Reese looks the part as a circus star, which is no mean feat, but overall her performance is serviceable. She’s not bad, but not great either. Even her chemistry with Pattinson isn’t all too convincing. I could see how Jacob and Marlena would fall for each other given the circumstances, but the actors didn’t really sell the romance as well as they could. In fact, Holbrook did a better job conveying his love for Marlena in his brief scenes of telling the story about her in the present day.

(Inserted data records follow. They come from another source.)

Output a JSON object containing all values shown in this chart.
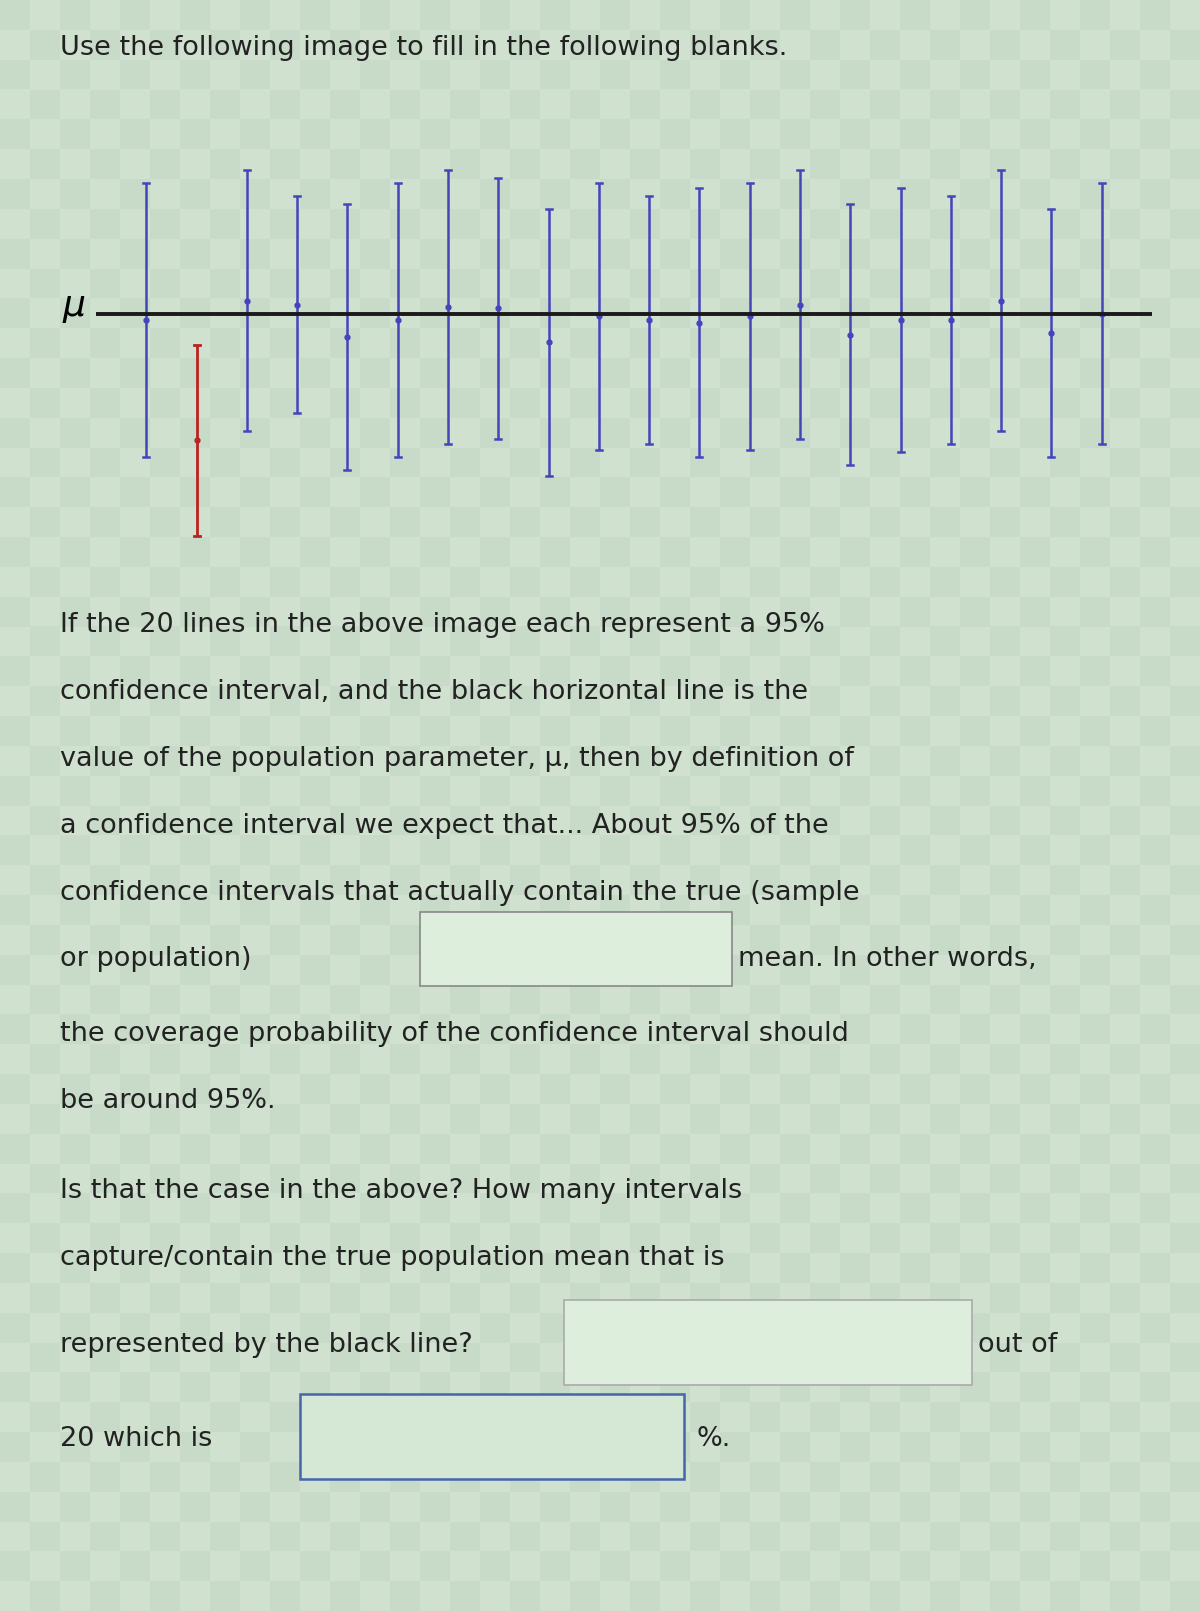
{
  "title": "Use the following image to fill in the following blanks.",
  "mu": 0.0,
  "red_index": 1,
  "ci_color_blue": "#4444bb",
  "ci_color_red": "#bb2222",
  "mu_line_color": "#1a1a1a",
  "background_color": "#c8dac8",
  "text_color": "#222222",
  "ci_lowers": [
    -0.55,
    -0.85,
    -0.45,
    -0.38,
    -0.6,
    -0.55,
    -0.5,
    -0.48,
    -0.62,
    -0.52,
    -0.5,
    -0.55,
    -0.52,
    -0.48,
    -0.58,
    -0.53,
    -0.5,
    -0.45,
    -0.55,
    -0.5
  ],
  "ci_uppers": [
    0.5,
    -0.12,
    0.55,
    0.45,
    0.42,
    0.5,
    0.55,
    0.52,
    0.4,
    0.5,
    0.45,
    0.48,
    0.5,
    0.55,
    0.42,
    0.48,
    0.45,
    0.55,
    0.4,
    0.5
  ],
  "figsize": [
    12.0,
    16.11
  ],
  "dpi": 100
}
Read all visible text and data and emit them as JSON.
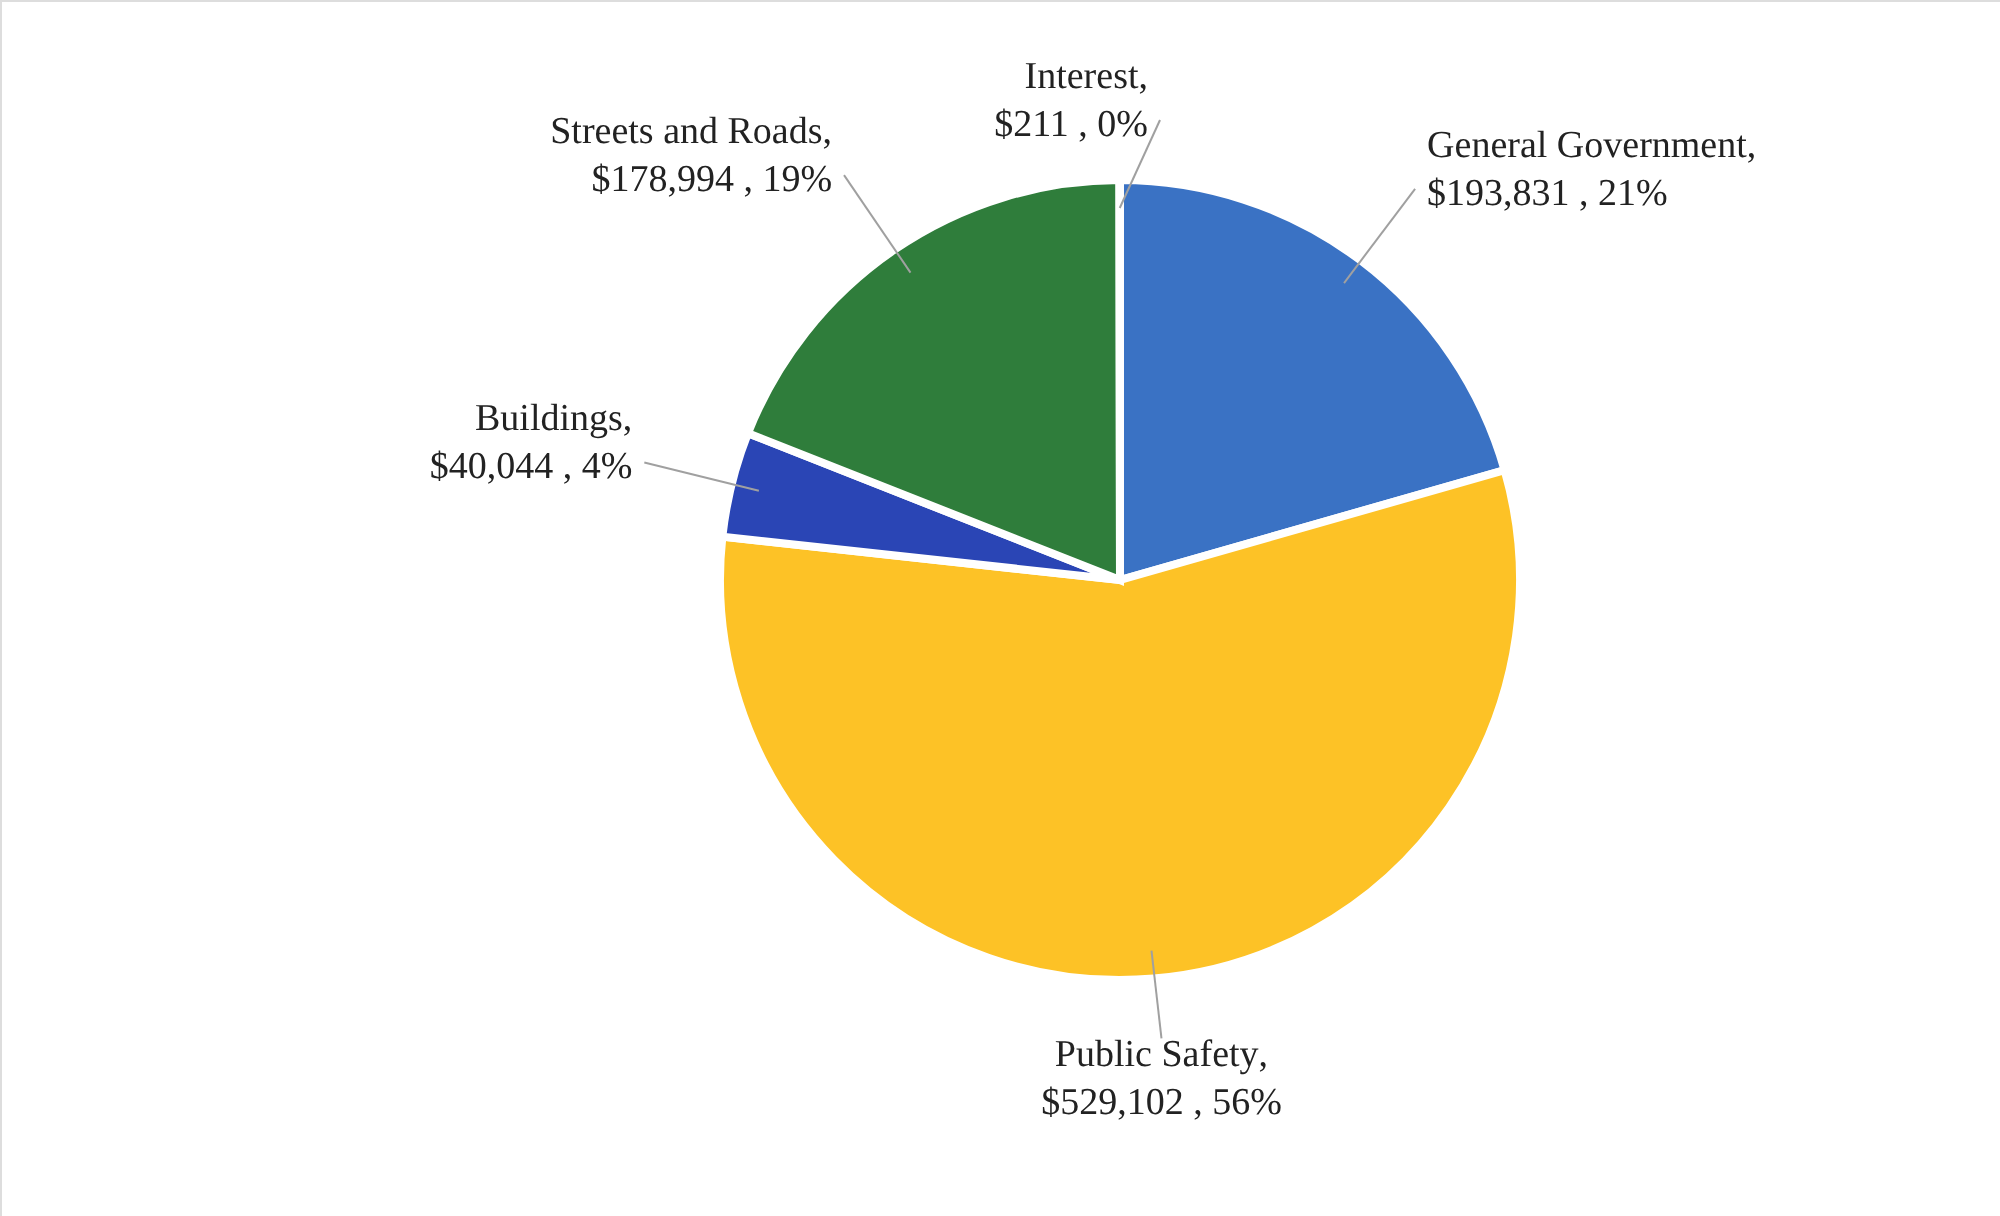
{
  "chart_data": {
    "type": "pie",
    "categories": [
      "General Government",
      "Public Safety",
      "Buildings",
      "Streets and Roads",
      "Interest"
    ],
    "values": [
      193831,
      529102,
      40044,
      178994,
      211
    ],
    "colors": [
      "#3a72c4",
      "#fdc226",
      "#2a45b5",
      "#2f7d3b",
      "#d0d0d0"
    ],
    "value_labels": [
      "$193,831 , 21%",
      "$529,102 , 56%",
      "$40,044 , 4%",
      "$178,994 , 19%",
      "$211 , 0%"
    ],
    "annotations": [
      ","
    ],
    "legend": false
  }
}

Water for Elephants is a rather conventional drama, it could’ve been a great film but the way it is now, it’s enjoyable but in the end pretty forgettable. It looks beautiful but somehow the circus world created here lacks the magic and that certain charm that made me go ‘wow!’ the way Moulin Rouge! did the first time I saw it. It’s a pity as the novel by Sara Gruen is so celebrated. Given the intriguing subject matter, this movie could’ve been a classic.

Three and a half stars out of Five
3.5 out of 5 reels


I also saw another one of Gregory Peck’s films called Mirage (1965) which is an excellent noir thriller. But instead of doing a mini review here, I’d save that for one of my classic flix reviews.


So what did you watch this weekend folks? Feel free to share your favorite part of the Globes if you’d be so inclined.